The dancers brought a sense of adventure to every ballet they showed in this engagement, which they dedicated to the memory of Clive Barnes. Most of their works celebrated energy, and it was exciting to seem them danced with abandon. Yet the most stimulating piece was not a virtuoso display, although it was a ballet about being on display.

Chameleon by Itzik Galili Photo by Rosalie O'Connor.

In Itzik Galili's "Chameleon," five women sat in a row of chairs facing downstage, knees quivering nervously as the curtain rose. Then they displayed themselves in various emotional states. They sometimes preened, as if gazing into mirrors. They might have been fashion models. Or, perhaps, they were trying to attract the attention of an employer, a casting director, or a potential date. Or maybe they were amusing themselves by contemplating their own chameleon-like self-images, for they made funny and grotesque faces. But they also occasionally appeared panic-stricken. And as we in the audience beheld their changes, we became voyeurs of these characters deftly portrayed by Lauren Alzamora, Katie Dehler, Samantha Klanac, Elizabeth Martinez, and Emily Proctor.

Galili made the women amusing. But as they kept posing to quiet music by John Cage, their actions grew poignant as well as comic, and Galili implied that we are all obsessed with the way we appear both to others and to ourselves. "How do we look?" these women seemed perpetually to be asking, as if dreading to lose self-confidence. And before the ballet ended, we in the audience may have wanted to assure them, "You look perfectly fine, my dears."

High energy dominated the other ballets. Given the extraordinary athleticism of today's dancers, energy, for better or worse, has become the theme of many, perhaps too many, ballets. William Forsythe's "Slingerland Pas de Deux," to music by Gavin Bryars, began by looking as if it might be a traditional pas de deux. But it soon became more than that, for Katherine Eberle and Sam Chittenden emphasized Forsythe's contrasts between harmony and tension, pushing and pulling at each other, not in a spirit of aggressive competition, but to suggest an interplay of strong forces.

Chameleon by Itzik Galili. Photo by Rosalie O'Connor.
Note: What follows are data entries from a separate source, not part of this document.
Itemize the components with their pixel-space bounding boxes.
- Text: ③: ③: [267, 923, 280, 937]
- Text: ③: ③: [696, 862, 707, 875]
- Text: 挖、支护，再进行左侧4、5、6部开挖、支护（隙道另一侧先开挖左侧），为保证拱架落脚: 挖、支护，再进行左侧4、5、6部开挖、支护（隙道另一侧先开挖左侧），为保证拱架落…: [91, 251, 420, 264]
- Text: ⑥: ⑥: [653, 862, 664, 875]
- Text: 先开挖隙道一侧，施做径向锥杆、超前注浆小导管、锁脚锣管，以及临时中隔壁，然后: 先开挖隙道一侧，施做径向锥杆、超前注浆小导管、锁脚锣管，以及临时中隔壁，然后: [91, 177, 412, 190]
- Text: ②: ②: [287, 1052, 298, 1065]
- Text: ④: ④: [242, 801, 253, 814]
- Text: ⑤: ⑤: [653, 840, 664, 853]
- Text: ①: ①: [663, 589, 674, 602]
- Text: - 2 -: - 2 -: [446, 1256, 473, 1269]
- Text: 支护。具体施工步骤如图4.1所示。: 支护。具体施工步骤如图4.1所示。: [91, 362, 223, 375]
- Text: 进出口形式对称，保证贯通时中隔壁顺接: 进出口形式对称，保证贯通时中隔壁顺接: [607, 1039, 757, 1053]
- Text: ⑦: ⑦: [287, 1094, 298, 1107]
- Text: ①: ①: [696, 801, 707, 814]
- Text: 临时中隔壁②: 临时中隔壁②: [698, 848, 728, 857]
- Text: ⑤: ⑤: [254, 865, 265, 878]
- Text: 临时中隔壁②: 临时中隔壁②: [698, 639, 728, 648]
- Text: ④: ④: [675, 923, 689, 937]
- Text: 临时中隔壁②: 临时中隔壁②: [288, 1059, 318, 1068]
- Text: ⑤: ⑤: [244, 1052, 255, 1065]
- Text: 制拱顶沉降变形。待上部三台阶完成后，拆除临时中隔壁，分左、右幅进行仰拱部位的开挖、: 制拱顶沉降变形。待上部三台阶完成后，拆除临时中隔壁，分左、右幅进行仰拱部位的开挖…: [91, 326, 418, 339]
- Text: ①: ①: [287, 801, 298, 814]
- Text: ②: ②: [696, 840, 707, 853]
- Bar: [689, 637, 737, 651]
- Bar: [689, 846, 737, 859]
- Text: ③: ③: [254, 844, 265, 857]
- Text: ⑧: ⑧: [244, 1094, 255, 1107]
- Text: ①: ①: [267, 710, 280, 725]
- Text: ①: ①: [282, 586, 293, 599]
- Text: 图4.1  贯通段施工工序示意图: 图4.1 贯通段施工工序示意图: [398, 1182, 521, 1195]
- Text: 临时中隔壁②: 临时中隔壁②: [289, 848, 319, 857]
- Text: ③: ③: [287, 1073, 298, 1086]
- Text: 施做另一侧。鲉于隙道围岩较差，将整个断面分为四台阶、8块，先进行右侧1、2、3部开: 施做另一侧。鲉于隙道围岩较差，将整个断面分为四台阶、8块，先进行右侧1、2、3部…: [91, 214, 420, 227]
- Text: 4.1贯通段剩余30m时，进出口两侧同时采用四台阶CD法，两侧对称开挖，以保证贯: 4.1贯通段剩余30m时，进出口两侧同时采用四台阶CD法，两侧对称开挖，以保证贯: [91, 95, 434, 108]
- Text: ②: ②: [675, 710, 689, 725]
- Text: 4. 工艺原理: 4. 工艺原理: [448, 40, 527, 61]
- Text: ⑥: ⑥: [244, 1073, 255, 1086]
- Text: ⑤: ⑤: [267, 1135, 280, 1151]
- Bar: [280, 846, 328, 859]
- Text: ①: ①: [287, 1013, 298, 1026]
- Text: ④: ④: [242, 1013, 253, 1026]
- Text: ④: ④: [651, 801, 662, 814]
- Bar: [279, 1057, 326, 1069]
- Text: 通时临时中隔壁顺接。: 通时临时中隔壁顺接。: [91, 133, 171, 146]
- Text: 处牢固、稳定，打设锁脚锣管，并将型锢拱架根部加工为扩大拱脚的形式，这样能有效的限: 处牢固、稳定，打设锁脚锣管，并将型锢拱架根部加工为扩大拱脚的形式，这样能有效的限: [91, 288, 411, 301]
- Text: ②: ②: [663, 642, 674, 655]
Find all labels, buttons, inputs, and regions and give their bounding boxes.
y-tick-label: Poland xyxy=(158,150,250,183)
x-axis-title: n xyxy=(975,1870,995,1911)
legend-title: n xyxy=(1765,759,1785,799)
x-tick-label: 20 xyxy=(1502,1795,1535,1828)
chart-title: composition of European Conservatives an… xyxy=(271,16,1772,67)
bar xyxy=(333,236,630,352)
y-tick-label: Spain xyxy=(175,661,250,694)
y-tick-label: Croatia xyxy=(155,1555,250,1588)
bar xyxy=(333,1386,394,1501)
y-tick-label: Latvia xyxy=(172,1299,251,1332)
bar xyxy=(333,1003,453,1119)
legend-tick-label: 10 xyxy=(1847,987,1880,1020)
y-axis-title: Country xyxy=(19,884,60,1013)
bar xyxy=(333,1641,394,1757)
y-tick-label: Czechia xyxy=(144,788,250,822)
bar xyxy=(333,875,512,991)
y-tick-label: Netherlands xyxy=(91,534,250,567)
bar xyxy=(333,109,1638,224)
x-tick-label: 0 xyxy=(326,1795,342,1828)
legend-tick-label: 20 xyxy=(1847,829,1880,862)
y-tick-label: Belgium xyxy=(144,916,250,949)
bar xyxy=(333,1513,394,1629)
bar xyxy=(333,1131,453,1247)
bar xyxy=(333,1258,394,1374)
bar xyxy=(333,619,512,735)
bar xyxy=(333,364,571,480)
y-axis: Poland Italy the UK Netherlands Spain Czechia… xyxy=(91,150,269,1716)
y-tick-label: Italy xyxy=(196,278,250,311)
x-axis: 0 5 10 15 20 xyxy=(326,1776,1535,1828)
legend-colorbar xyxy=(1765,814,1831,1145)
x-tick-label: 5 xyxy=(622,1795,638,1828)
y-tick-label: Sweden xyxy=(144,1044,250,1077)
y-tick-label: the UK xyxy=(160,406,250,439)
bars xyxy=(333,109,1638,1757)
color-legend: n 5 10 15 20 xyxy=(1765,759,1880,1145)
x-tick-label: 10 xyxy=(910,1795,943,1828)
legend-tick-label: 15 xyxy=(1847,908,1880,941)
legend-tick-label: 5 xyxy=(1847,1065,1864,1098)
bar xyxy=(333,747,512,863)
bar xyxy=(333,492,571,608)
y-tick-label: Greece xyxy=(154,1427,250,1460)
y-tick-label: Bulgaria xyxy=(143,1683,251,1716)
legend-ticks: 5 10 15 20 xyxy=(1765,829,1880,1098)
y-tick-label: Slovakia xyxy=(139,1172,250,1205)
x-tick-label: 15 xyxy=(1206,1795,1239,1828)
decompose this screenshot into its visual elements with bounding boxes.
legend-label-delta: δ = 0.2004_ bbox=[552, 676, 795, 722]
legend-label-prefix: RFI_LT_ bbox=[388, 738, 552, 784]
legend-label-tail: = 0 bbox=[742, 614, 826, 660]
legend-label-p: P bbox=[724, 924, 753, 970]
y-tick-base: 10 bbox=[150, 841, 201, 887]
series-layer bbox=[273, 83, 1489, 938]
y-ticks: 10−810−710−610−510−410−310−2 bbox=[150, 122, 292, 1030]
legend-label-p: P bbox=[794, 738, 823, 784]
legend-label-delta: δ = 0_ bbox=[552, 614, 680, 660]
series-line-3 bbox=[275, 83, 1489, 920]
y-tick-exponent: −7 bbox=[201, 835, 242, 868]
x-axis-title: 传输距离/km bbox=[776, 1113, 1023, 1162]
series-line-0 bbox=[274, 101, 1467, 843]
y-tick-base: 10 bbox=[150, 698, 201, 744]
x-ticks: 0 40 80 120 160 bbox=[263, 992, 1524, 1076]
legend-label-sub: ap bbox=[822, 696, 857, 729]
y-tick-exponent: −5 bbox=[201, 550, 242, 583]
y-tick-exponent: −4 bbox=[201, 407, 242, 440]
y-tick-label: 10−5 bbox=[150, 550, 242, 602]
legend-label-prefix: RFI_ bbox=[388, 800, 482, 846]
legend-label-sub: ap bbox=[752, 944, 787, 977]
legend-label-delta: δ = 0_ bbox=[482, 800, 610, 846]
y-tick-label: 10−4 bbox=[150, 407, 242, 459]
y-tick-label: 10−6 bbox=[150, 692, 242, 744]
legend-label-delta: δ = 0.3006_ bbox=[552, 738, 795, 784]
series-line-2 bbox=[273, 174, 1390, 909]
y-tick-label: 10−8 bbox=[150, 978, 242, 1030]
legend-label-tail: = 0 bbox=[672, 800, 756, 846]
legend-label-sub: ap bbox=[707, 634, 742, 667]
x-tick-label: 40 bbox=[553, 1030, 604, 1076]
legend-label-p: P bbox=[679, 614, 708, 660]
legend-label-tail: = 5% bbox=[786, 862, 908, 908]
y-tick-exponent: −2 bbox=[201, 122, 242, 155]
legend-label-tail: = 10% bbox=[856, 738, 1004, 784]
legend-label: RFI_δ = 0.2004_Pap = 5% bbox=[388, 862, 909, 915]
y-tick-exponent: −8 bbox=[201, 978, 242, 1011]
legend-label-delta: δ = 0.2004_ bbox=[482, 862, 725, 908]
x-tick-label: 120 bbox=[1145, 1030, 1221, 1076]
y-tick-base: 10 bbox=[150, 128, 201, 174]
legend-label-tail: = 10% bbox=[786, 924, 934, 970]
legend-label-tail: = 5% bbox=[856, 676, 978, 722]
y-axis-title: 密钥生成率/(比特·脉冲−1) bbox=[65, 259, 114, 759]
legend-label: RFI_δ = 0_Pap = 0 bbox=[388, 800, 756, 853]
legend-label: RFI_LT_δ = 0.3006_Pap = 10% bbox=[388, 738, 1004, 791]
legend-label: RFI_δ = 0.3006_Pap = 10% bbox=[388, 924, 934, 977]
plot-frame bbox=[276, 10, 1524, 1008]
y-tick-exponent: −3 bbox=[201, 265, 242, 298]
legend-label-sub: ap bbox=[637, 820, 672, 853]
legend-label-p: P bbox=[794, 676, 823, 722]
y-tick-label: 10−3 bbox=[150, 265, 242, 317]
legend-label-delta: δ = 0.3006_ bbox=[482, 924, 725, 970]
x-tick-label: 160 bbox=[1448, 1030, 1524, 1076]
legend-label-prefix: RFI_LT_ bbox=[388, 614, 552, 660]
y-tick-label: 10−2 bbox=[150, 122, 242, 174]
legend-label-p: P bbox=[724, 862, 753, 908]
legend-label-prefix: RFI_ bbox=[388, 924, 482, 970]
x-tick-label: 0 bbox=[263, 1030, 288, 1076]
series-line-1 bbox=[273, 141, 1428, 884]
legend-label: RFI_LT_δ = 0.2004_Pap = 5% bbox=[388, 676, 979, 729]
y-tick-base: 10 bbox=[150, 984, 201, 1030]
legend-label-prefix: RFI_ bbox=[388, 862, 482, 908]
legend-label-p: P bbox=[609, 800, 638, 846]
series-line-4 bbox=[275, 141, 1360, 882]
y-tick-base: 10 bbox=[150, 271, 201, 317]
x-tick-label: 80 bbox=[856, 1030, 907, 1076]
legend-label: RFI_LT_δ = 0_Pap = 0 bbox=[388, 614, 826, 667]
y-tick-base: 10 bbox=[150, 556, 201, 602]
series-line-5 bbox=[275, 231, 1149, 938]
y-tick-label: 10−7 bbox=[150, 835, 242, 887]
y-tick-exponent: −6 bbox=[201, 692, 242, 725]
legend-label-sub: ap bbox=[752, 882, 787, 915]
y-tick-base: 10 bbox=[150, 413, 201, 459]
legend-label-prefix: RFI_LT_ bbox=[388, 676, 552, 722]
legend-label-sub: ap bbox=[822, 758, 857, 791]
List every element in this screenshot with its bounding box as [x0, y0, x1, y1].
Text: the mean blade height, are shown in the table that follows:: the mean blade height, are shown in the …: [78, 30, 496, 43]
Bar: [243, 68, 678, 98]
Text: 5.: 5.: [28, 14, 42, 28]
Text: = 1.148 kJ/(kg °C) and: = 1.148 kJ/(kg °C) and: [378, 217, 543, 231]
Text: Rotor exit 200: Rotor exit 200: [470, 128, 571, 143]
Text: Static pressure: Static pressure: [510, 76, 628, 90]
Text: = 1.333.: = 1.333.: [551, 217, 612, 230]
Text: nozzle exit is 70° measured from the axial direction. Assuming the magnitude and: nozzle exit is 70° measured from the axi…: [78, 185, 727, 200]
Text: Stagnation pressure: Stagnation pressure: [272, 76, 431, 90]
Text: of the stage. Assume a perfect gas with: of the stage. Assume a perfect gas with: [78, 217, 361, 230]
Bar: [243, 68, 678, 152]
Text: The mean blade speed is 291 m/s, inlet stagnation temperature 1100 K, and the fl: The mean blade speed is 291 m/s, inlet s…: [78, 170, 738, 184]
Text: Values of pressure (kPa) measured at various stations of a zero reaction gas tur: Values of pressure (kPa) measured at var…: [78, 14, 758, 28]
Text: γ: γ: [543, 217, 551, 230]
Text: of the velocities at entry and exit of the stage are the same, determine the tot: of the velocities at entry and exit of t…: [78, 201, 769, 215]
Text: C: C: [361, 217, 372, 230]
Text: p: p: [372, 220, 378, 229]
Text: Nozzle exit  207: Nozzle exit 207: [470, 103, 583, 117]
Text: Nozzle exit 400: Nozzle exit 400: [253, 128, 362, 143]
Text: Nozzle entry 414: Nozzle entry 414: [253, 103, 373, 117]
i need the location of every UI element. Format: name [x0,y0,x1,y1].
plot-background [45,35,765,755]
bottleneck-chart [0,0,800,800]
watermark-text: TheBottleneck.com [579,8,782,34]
Helen Pickett, who has worked with Forsythe in Frankfurt, contributed "Petal," in which four couples kept regrouping to music by Philip Glass and Thomas Montgomery Newman, kicking briskly and letting their arms thrust into space. There was a great sense of outwardness about "Petal," and its finale sent dancers running off, perhaps into new worlds. The production was visually enhanced by its set of white walls which, thanks to Todd Elmer's lighting, kept changing gorgeously flamboyant shades of yellow, orange, red, and pink. "Petal" flowered.

One of today's most controversial energy specialists is Jorma Elo, notorious for shattering and pulverizing classical steps. He did it again in "1st Flash," to his own taped splintering of parts of the Sibelius violin concerto. Elo's athletic choreography often arouses groans of annoyance as well as gasps of amazement. Here, his taxing steps appeared to be dismantling his dancers' skeletons, scattering bones and limbs hither and thither.

Elo can possibly cite artistic precedents for his procedures. So he's pinching, twisting,. and tweaking classicism? All sorts of choreographers do that, including Forsythe. So he lets music and dance be apparently unrelated? Why, that's nothing new: consider what Merce Cunningham has been doing for decades. But Elo suggests no rationale for his disjunctions, and his phrases form and disintegrate so relentlessly that watching them grows tiresome. "1st Flash" made its dancers unattractively jittery, as if overdosing on choreographic caffeine.

Fortunately, the energy in Aspen Santa Fe's other offerings proved more invigorating, and Galili's piece suggested that the dancers had lyrical, comic, and dramatic gifts worth further development.